Le génocide anti-tutsi a suivi l'attentat meurtrier contre l'avion du président Habyarimana, le 6 avril 1994 à l'aéroport de Kigali.

Le Dr Strizek a indiqué que "l'on ne peut pas comparer le comportement de Habyarimana qui a sauvé des Tutsis en 1973 avec la position D'Adolf Hitler" vis-à vis des Juifs avant et pendant la seconde guerre mondiale.

"Personnellement je ne partage pas la thèse de la planification du génocide par le régime Habyarimana", a-t-il souligné.

La représentante américaine du parquet, Simone Monasebian, a suggéré à l'expert: "Vous percevez le régime Habyarimana à travers des lunettes roses et vous attribuez les maux du Rwanda, passés et peut-être à venir, au FPR [Front patriotique rwandais, ancien mouvement rebelle à dominante tutsie actuellement au pouvoir à Kigali]".

Le témoin a répondu qu'il n'était pas "à cent pour cent admirateur de Habyarimana".

Le Dr Strizek a travaillé au Rwanda entre 1980 et 1983 en tant conseiller économique auprès de la délégation de l'ancienne Communauté économique européenne (CEE).

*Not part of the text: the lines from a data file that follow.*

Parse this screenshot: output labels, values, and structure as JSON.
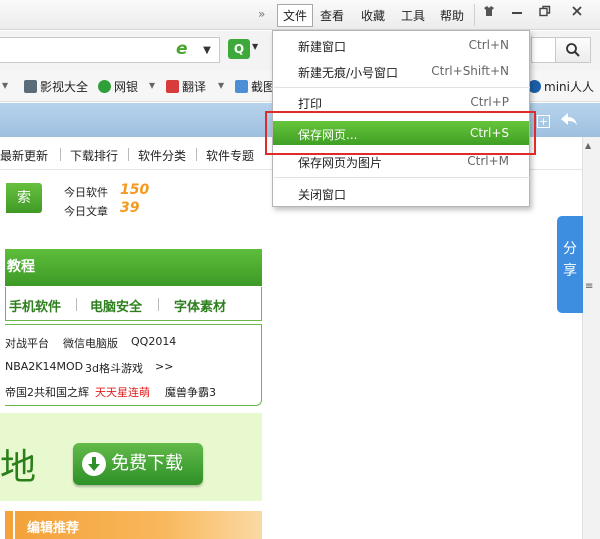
{
  "menubar": {
    "overflow": "»",
    "menus": [
      "文件",
      "查看",
      "收藏",
      "工具",
      "帮助"
    ],
    "window_buttons": [
      "skin",
      "minimize",
      "restore",
      "close"
    ]
  },
  "address_bar": {
    "dropdown_icon": "chevron-down-icon",
    "search_engine_letter": "Q",
    "search_icon": "search-icon"
  },
  "favorites": [
    {
      "label": "影视大全"
    },
    {
      "label": "网银"
    },
    {
      "label": "翻译"
    },
    {
      "label": "截图"
    },
    {
      "label": "mini人人"
    }
  ],
  "page_nav": [
    "最新更新",
    "下载排行",
    "软件分类",
    "软件专题"
  ],
  "search": {
    "button_label": "索"
  },
  "stats": [
    {
      "label": "今日软件",
      "value": "150"
    },
    {
      "label": "今日文章",
      "value": "39"
    }
  ],
  "panel": {
    "title": "教程",
    "categories": [
      "手机软件",
      "电脑安全",
      "字体素材"
    ],
    "tags": [
      [
        "对战平台",
        "微信电脑版",
        "QQ2014"
      ],
      [
        "NBA2K14MOD",
        "3d格斗游戏",
        ">>"
      ],
      [
        "帝国2共和国之辉",
        "天天星连萌",
        "魔兽争霸3"
      ]
    ]
  },
  "download": {
    "partial_text": "地",
    "button_label": "免费下载"
  },
  "editor_bar": {
    "label": "编辑推荐"
  },
  "share": {
    "label_1": "分",
    "label_2": "享",
    "handle": "≡"
  },
  "file_menu": {
    "items": [
      {
        "label": "新建窗口",
        "shortcut": "Ctrl+N"
      },
      {
        "label": "新建无痕/小号窗口",
        "shortcut": "Ctrl+Shift+N"
      },
      {
        "label": "打印",
        "shortcut": "Ctrl+P"
      },
      {
        "label": "保存网页...",
        "shortcut": "Ctrl+S",
        "highlighted": true
      },
      {
        "label": "保存网页为图片",
        "shortcut": "Ctrl+M"
      },
      {
        "label": "关闭窗口",
        "shortcut": ""
      }
    ]
  },
  "colors": {
    "accent_green": "#4aa52e",
    "highlight_red": "#e02b2b",
    "stat_orange": "#f39a1e",
    "share_blue": "#3d8ee0"
  }
}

Plus tard, il a dirigé le desk Rwanda au ministère allemand de la coopération. En 1992, il a rédigé une thèse de doctorat en sciences politiques sur le Rwanda et le Burundi.

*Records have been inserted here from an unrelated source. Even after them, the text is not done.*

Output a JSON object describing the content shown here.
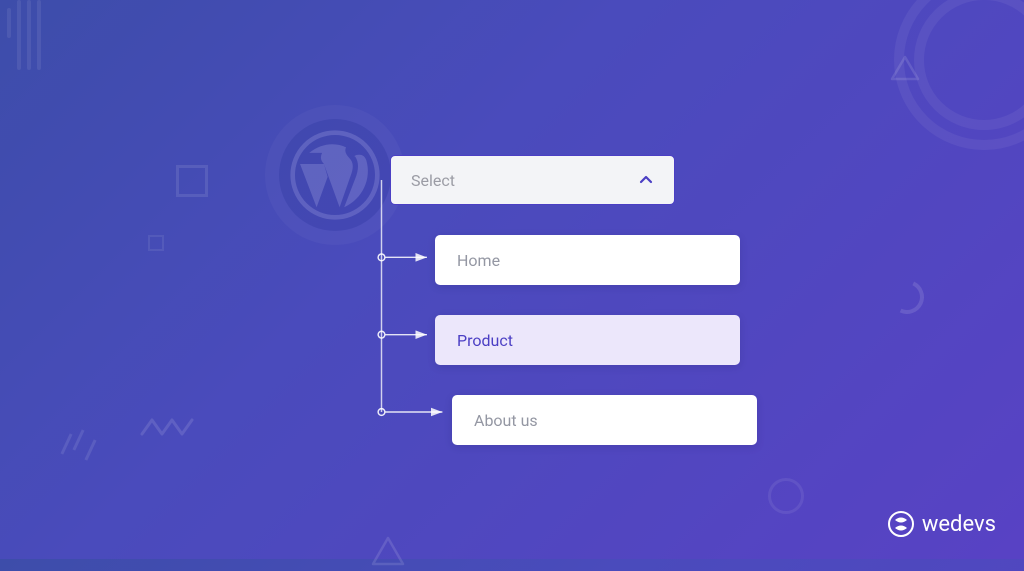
{
  "dropdown": {
    "select_label": "Select",
    "options": [
      {
        "label": "Home",
        "highlighted": false
      },
      {
        "label": "Product",
        "highlighted": true
      },
      {
        "label": "About us",
        "highlighted": false
      }
    ]
  },
  "brand": {
    "name": "wedevs"
  },
  "colors": {
    "accent": "#4b3fc4",
    "option_highlight_bg": "#ece7fb",
    "select_bg": "#f3f4f7",
    "text_muted": "#9b9ca5"
  }
}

Lors de son témoignage, le Dr Strizek a déclaré que Habyarimana a traîné les pieds quand le vent de démocratie a soufflé sur l'Afrique après le sommet de la Baule (France) en 1990, mais qu'il serait faux de l'accuser D'avoir planifié un génocide.

Le Dr Strizek a reconnu qu'à la suite de l'attaque du FPR en octobre 1990, des milliers de Tutsis ont été emprisonnés mais il a ajouté que "ce n'est pas pour des motifs racistes que Habyarimana a agi ainsi, même si cet événement a donné naissance à des tendances racistes dans le pays".

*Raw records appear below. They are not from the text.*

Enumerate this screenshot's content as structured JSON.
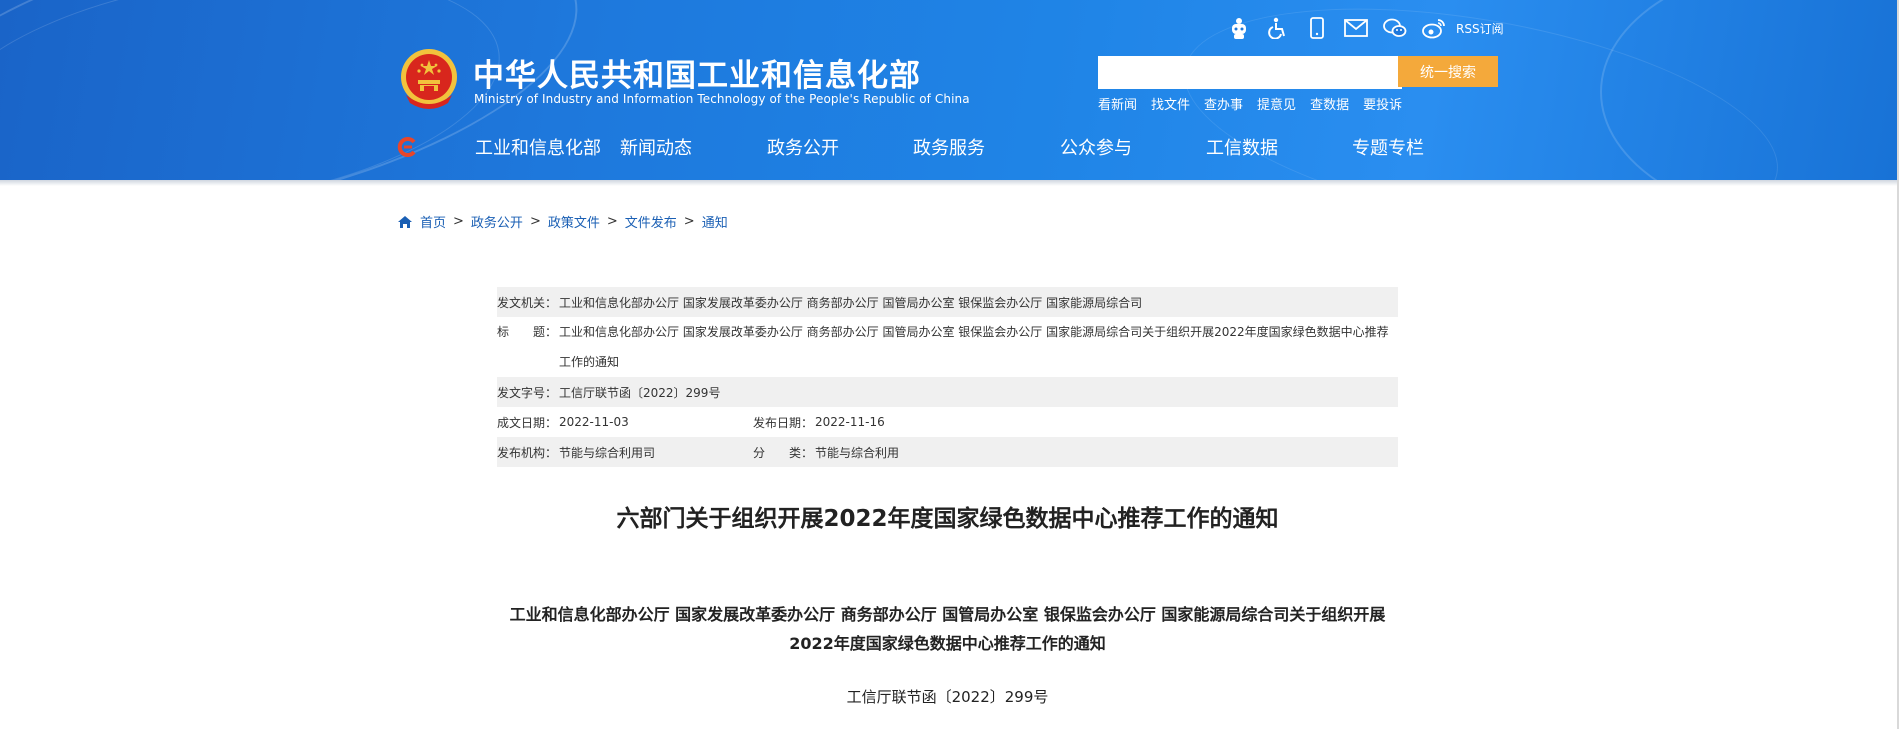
{
  "header": {
    "title": "中华人民共和国工业和信息化部",
    "subtitle": "Ministry of Industry and Information Technology of the People's Republic of China",
    "rss_label": "RSS订阅",
    "icons": [
      "robot-icon",
      "accessibility-icon",
      "mobile-icon",
      "mail-icon",
      "wechat-icon",
      "weibo-icon"
    ],
    "search": {
      "placeholder": "",
      "button_label": "统一搜索"
    },
    "quick_links": [
      "看新闻",
      "找文件",
      "查办事",
      "提意见",
      "查数据",
      "要投诉"
    ],
    "nav": [
      "工业和信息化部",
      "新闻动态",
      "政务公开",
      "政务服务",
      "公众参与",
      "工信数据",
      "专题专栏"
    ],
    "colors": {
      "brand_blue": "#1e78dc",
      "search_button": "#f4a93b",
      "emblem_red": "#d8261d",
      "emblem_gold": "#f2c23c"
    }
  },
  "breadcrumb": [
    "首页",
    "政务公开",
    "政策文件",
    "文件发布",
    "通知"
  ],
  "meta": {
    "issuer_label": "发文机关：",
    "issuer": "工业和信息化部办公厅 国家发展改革委办公厅 商务部办公厅 国管局办公室 银保监会办公厅 国家能源局综合司",
    "title_label": "标　　题：",
    "title": "工业和信息化部办公厅 国家发展改革委办公厅 商务部办公厅 国管局办公室 银保监会办公厅 国家能源局综合司关于组织开展2022年度国家绿色数据中心推荐工作的通知",
    "doc_no_label": "发文字号：",
    "doc_no": "工信厅联节函〔2022〕299号",
    "written_date_label": "成文日期：",
    "written_date": "2022-11-03",
    "publish_date_label": "发布日期：",
    "publish_date": "2022-11-16",
    "agency_label": "发布机构：",
    "agency": "节能与综合利用司",
    "category_label": "分　　类：",
    "category": "节能与综合利用"
  },
  "document": {
    "title": "六部门关于组织开展2022年度国家绿色数据中心推荐工作的通知",
    "heading": "工业和信息化部办公厅 国家发展改革委办公厅 商务部办公厅 国管局办公室 银保监会办公厅 国家能源局综合司关于组织开展2022年度国家绿色数据中心推荐工作的通知",
    "number": "工信厅联节函〔2022〕299号"
  }
}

Le Dr Strizek a expliqué que "dans des situations pareilles, les Etats ont toujours peur de la cinquième colonne. On avait peur qu'il y ait des Tutsis qui pourraient soutenir l'ennemi".

Le procès des médias se déroule devant la première chambre de première instance du TPIR présidée par la juge sud-africaine Navanethem Pillay et comprenant en outre les juges norvégien Erik Mose et sri-lankais Asoka de Zoysa Gunawardana. La déposition du Dr Strizek se poursuit mercredi.